Śmierć 26-letniego muzyka zaszokowała jego fanów i rodzinę. Wielu nie chciało uwierzyć w taką wersję zdarzeń. Ostatecznie prokuratura powtórnie wszczęła śledztwo w tej sprawie. Teraz Prokurator Generalny Wenezueli opublikował nagranie, na którym do popełnienia obu zbrodni przyznała się Natalia Améstica. Zeznała, że odurzyła rapera, a potem, przy pomocy swojego brata, wyrzuciła ciało mężczyzny z 10. piętra.

Podała herbatę ze środkiem odurzającym

Kobieta stwierdziła, że wpadła w szał, gdy dowiedziała się, że raper nie chce z nią już dłużej współpracować. Nie zamierzał także dzielić się z nią zyskami za trasę koncertową, którą miała mu zorganizować. Te informacje przekazał jej przyjaciel rapera i jego producent Carlos Molnar. W życiu prywatnym Améstica i Molnar przez lata byli parą.

Kobieta zeznała, że te wszystkie informacje bardzo ją wzburzyły. Sprawili mi tyle bólu - mówiła na nagraniu.

Obaj mężczyźni odwiedzili kobietę w jej mieszkaniu w wenezuelskim Maracay 19 stycznia 2015 roku. Zrobiła im herbatę, do której dodała bardzo mocny środek uspokajający.

Potem dźgnęła nożem w szyję swojego partnera. Raper zauważył to zdarzenie. Był już jednak pod wpływem środków odurzających i upadł na sofę. Gdy zasnął, kobieta także jego dźgnęła dwukrotnie nożem. Potem zadzwoniła do swojego brata, by jej pomógł.

Kilka osób pomagało zacierać ślady zbrodni

Améstica zenała, że jej brat przybył na miejsce z trzema funkcjonariuszami wenezuelskiego wywiadu Sebin. To oni zaaranżowali całą scenę tak, by wyglądało jakby to raper pobił się ze swoim producentem, zadźgał go, a potem popełnił samobójstwo, wyskakując z 10. piętra.

Gdy na miejsce przybyła ekipa dochodzeniowo-śledcza, policjanci od razu zorientowali się, że samobójstwo zostało upozorowane - zeznał brat kobiety.
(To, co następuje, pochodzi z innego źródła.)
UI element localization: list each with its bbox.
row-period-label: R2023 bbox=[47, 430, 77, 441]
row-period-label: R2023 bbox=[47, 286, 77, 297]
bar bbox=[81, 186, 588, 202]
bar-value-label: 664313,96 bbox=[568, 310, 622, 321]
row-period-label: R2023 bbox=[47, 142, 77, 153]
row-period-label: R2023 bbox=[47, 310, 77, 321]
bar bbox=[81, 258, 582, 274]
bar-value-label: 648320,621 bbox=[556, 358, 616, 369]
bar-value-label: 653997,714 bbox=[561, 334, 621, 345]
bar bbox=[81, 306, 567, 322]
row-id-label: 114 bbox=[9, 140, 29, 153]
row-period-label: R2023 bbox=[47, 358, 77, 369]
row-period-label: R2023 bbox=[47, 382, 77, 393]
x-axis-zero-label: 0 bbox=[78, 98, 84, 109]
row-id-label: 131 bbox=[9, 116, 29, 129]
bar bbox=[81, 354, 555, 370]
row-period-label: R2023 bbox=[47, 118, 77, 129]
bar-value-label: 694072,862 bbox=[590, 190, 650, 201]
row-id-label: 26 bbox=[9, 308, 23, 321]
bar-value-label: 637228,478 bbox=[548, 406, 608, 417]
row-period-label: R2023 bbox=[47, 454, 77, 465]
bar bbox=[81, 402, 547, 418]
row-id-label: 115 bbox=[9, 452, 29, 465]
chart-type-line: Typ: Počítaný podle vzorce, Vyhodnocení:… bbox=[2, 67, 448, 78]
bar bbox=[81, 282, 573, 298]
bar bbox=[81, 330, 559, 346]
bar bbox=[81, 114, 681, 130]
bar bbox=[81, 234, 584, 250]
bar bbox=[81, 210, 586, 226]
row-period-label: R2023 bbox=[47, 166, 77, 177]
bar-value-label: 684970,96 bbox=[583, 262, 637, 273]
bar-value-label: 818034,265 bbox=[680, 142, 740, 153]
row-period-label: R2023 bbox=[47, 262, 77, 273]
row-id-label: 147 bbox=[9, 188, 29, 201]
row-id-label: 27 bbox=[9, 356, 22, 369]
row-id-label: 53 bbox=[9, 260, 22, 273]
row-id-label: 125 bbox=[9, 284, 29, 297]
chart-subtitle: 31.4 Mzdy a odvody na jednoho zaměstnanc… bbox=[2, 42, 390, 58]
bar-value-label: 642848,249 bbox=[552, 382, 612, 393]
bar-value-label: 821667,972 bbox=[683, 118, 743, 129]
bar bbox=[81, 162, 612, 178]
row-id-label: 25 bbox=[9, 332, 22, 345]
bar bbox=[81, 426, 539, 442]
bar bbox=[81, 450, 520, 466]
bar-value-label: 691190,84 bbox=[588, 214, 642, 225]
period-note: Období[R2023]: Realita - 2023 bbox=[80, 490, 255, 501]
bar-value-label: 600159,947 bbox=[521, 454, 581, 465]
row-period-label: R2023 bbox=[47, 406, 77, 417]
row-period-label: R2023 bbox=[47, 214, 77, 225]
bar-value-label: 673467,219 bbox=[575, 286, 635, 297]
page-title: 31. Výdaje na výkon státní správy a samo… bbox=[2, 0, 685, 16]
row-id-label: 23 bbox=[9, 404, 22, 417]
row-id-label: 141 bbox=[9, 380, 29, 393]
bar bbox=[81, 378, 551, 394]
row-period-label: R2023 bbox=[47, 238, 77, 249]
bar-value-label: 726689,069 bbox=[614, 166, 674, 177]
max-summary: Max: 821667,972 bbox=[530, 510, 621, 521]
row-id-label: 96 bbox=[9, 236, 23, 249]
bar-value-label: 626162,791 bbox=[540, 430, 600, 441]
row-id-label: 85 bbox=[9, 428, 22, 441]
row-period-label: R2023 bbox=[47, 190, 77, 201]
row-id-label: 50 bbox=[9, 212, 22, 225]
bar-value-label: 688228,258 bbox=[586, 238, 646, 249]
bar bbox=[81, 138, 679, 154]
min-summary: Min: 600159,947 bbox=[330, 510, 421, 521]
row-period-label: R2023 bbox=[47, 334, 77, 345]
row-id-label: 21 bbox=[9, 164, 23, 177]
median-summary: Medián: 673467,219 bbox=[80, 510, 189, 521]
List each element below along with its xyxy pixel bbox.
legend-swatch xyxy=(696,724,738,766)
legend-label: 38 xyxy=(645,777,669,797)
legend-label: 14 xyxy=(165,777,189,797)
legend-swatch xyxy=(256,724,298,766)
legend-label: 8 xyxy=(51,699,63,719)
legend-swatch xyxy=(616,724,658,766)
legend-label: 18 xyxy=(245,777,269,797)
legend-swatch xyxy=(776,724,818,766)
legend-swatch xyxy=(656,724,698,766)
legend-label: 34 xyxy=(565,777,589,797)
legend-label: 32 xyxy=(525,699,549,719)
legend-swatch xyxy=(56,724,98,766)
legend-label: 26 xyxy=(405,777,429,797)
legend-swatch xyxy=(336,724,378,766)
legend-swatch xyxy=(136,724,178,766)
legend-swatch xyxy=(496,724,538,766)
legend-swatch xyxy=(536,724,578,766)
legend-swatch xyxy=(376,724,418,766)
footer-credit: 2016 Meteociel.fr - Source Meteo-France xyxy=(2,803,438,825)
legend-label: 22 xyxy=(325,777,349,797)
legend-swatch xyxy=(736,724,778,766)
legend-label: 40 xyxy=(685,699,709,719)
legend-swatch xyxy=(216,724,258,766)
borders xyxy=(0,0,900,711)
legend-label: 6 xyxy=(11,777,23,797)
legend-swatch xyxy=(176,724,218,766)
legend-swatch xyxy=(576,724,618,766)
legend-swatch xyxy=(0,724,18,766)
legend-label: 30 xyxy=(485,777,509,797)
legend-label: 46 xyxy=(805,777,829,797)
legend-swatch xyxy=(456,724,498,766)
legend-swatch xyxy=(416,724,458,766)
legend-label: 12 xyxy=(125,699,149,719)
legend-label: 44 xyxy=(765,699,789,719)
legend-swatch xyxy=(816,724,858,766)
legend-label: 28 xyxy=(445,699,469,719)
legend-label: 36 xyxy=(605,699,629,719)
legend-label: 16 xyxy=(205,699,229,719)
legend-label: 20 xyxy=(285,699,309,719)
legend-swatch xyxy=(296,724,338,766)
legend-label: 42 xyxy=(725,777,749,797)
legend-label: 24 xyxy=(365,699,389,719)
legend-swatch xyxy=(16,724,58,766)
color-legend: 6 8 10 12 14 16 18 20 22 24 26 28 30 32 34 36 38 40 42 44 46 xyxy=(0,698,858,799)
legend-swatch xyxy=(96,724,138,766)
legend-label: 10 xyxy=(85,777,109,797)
Funkcjonariusze w zamian za milczenie zażądali 10 tys. dolarów. Biorąc pod uwagę okoliczności, oczywiście się na to zgodziłem - zeznał mężczyzna.

Teraz biuro Prokuratora Generalnego Wenezueli poinformowało, że w związku z tymi zabójstwami zatrzymało byłą menadżerkę, jej brata, kilku oficerów wywiadu i trzech policjantów.